En cette période de confinement, nombreux sont les isolés qui s’apaisent par l’introspection. Retrouver le sens, découvrir l’essentiel, résoudre les énigmes de l’âme devient alors la norme. Les soignants ne sont pas plus épargnés par ce mécanisme interrogatoire de l’esprit : les pratiques sont discutés, la parole se libère et maintes questions resurgissent. Cette crise sanitaire bouscule le corps médical, le pousse dans ces retranchements et certaines controverses refont surface.
La vocation
Si « les trois unités », premier article de mon blog, raconte brièvement la raison de mon orientation vers la psychiatrie. Répondre à cette injonction « Pourquoi as-tu fait médecine ? » nécessite une réflexion plus profonde et délicate. Bien avant la pandémie, ce petit carnet noir de moleskine était déjà couvert de ratures et d’échos de ma pensée sur cet épineux sujet, mais cette infection en aura accéléré la résolution. Si le libre arbitre existe alors toute décision s’inscrit dans un récit, une narration, une suite d’événement expliquant le tracé sinueux de nos vies.
Le 23 février 1935, à Alger, un petit être pousse son premier cri : René. Sa famille, plus que modeste, a fui la Sicile natale, après une querelle quasi fratricide, pour trouver travails et logements sur cette terre où « tout semble calme et en harmonie sous le soleil bienfaisant ». Ce « bambino » est élevé, comme il se plait à le répéter, par des femmes – mères, sœurs, tantes et cousines – son père travaillant dur comme chauffeur de Tramway. Son enfance est ainsi emplie d’aventures ensoleillées, bercée aux rythmes des cigales et des accents italiens. Le 1er novembre 1954, il entre en première année médecine, son précis de dissection, et sa trousse d’anatomie en cuir fabriqué par le cordonnier Kader, dans son cartable. Le même jour a lieu la « Toussaint Rouge ».

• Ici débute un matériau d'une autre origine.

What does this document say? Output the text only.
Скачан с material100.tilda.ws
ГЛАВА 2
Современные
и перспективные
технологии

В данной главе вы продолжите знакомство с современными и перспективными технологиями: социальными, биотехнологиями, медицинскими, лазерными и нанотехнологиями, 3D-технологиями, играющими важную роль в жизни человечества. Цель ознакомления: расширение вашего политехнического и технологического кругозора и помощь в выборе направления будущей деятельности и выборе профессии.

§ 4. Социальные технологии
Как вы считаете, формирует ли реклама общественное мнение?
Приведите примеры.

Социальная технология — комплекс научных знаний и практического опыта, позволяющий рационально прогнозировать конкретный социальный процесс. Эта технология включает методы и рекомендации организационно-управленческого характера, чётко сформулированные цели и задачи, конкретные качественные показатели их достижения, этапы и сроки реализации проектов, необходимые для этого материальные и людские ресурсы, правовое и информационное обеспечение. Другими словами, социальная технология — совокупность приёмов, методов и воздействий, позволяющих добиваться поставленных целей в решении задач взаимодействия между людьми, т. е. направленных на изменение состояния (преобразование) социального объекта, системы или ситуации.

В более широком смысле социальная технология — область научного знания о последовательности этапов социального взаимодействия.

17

De cette époque, nombreuses sont les anecdotes partagées lors des repas familiaux : les ateliers de dissections, les visites interminables dans les services de médecines, les péripéties d’un jeune externe. Petit ses histoires me fascinent et René observe les yeux rêveurs de son petit-fils. Il narre avec de grands gestes comment en enfouissant son doigt dans une plaie sanguinolente il évita la mort au boucher qui s’était perforé l’artère fémorale avec l’une de ses lames. Il raconte l’arrivée de la pénicilline dans la pharmacopée, décrit avec détails les différentes étapes d’un accouchement à domicile. Le conte familial pénètre ainsi mon imaginaire y déposant une graine, celle du soin.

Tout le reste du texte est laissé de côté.